Bertrand se dit d’abord aimé par Jésus, Marie et des anges et quelques amis. L’expression « A part » peut signaler plusieurs choses à propos de l’amour :

  • Il est quelque chose d’à part dans le monde décrit comme brutal et obsédé par l’argent. Pour se dire, il transfigure même le langage disponible de ce monde (l’oxymore) ;
  • Il ménage une relation singulière parmi tous les liens sociaux possibles. L’amour décrit quelques relations à part des autres, plus précieuses mais non marchandes ;
  • L’amour peut être aussi considéré à part du monde, en soi, au plus intime et caché, avec le risque de son travestissement lors de sa mise au langage.

Bertrand croit en l’amour de Jésus, Marie et des anges comme à celui de ses amis. L’amour de Jésus n’est pas questionné, il est affirmé comme universel et point d’appui pour lui. Cela s’affirme comme une évidence et se vit comme un acte de foi.

Il se sait aimé. La dernière phrase peut s’entendre de lui aussi : Ceux qui sont choisis par Dieu subsisteront et vivront. L’amour est donc une expérience rare (quelques amis), dans des relations, une élection. Dieu reste libre de choisir qui il veut. C’est un remarquable renversement de la première strophe où l’usage du mot amour tendrait à vouloir contraindre autrui à sa propre volonté. Bertrand reconnaît que l’élection amoureuse divine relève du choix libre, sans contrainte, de Dieu. Elle est offerte librement et en réponse, Bertrand considère Dieu libre de l’aimer, de le choisir. Il n’impose pas à Dieu de le choisir, même si lui l’a choisi en mettant sa confiance en Jésus.

L’amour s’origine en Dieu qui aime. Être aimé par Lui, c’est avoir l’assurance de « subsister » et de « vivre ».  Il utilise deux verbes qui pourrait connoter le fait de rester en vie et de vivre pleinement.

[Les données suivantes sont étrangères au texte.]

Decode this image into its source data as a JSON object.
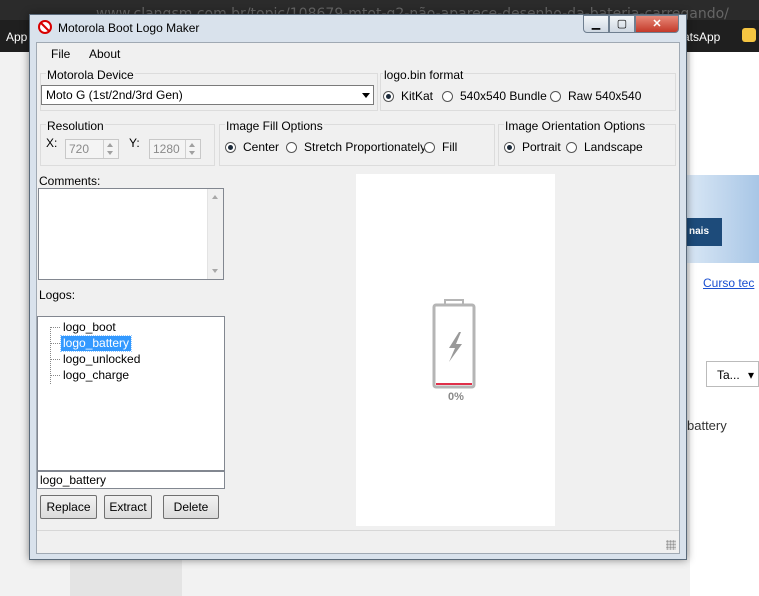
{
  "browser": {
    "url": "www.clangsm.com.br/topic/108679-mtot-g2-não-aparece-desenho-da-bateria-carregando/",
    "apps_label": "App",
    "whatsapp_label": "atsApp",
    "hero_button": "nais",
    "link_text": "Curso tec",
    "tab_button": "Ta...",
    "battery_text": "battery"
  },
  "window": {
    "title": "Motorola Boot Logo Maker",
    "min_symbol": "▁",
    "max_symbol": "▢",
    "close_symbol": "✕"
  },
  "menu": {
    "file": "File",
    "about": "About"
  },
  "device": {
    "label": "Motorola Device",
    "selected": "Moto G (1st/2nd/3rd Gen)"
  },
  "format": {
    "label": "logo.bin format",
    "options": [
      "KitKat",
      "540x540 Bundle",
      "Raw 540x540"
    ],
    "selected_index": 0
  },
  "resolution": {
    "label": "Resolution",
    "x_label": "X:",
    "x_value": "720",
    "y_label": "Y:",
    "y_value": "1280"
  },
  "fill": {
    "label": "Image Fill Options",
    "options": [
      "Center",
      "Stretch Proportionately",
      "Fill"
    ],
    "selected_index": 0
  },
  "orientation": {
    "label": "Image Orientation Options",
    "options": [
      "Portrait",
      "Landscape"
    ],
    "selected_index": 0
  },
  "comments": {
    "label": "Comments:",
    "value": ""
  },
  "logos": {
    "label": "Logos:",
    "items": [
      "logo_boot",
      "logo_battery",
      "logo_unlocked",
      "logo_charge"
    ],
    "selected_index": 1,
    "name_value": "logo_battery"
  },
  "buttons": {
    "replace": "Replace",
    "extract": "Extract",
    "delete": "Delete"
  },
  "preview": {
    "percent_label": "0%",
    "battery_fill_percent": 0,
    "accent_color": "#e0304a"
  }
}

En effet, dans l’évangile de Jean, « être vivant signifie en effet deux choses : peut signifier seulement être en vie, c’est-à-dire ne pas être mort, à titre de condition ; et avoir en soi surabondamment la vie, c’est-à-dire en tant qu’elle est vivante et, par suite, ne peut mourir : à titre de vocation ». L’amour donne de vivre et contient en lui la promesse d’une vie pleine, accomplie en Dieu qui aime.

L’écoute de Bertrand invite à ne pas se contenter de l’expression canonique « Dieu est amour ». Elle est à passer au crible de l’expérience de l’amour blessé par des abandons, des ruptures, des relations marquées par l’oppression. Bertrand l’opprimé associe amour à compassion, le comprend en rapport avec la vie, y voit le déploiement d’une force tranquille. Il encourage le recours à cet oxymore qui prend en compte un monde marqué par une parole pervertie. Pourtant il « faut dire » l’amour et l’amour de Dieu. Il est une force tranquille et une élection gratuite, une amitié à part, singulière, rare, intime : avec Jésus, Marie, les anges et quelques amis. Il est le mobile qui permet d’avancer, d’être en vie et d’avoir la vie en plénitude. « Ceux qui sont choisis par Dieu subsisteront et vivront ».

1 Ce texte est issu d’une intervention le 8 février 2019, dans le cadre d’une rencontre organisée par la Fondation Rodhain et consacrée à la réception de l’affirmation « Dieu est amour » (1 Jn 4,16a) dans le cadre socio-culturel du XXIème siècle. Je remercie « Bertrand » qui accepte la diffusion de ses lignes et de ce que cela m’a suggéré ; Jacques qui a permis le recueil de sa parole et me l’a partagée ; les participants à la rencontre du 8 février 2019 pour les suggestions supplémentaires de lecture qu’ils ont proposées.

2 François Jullien, Ressources du christianisme, L’Herne, 2018, p. 56.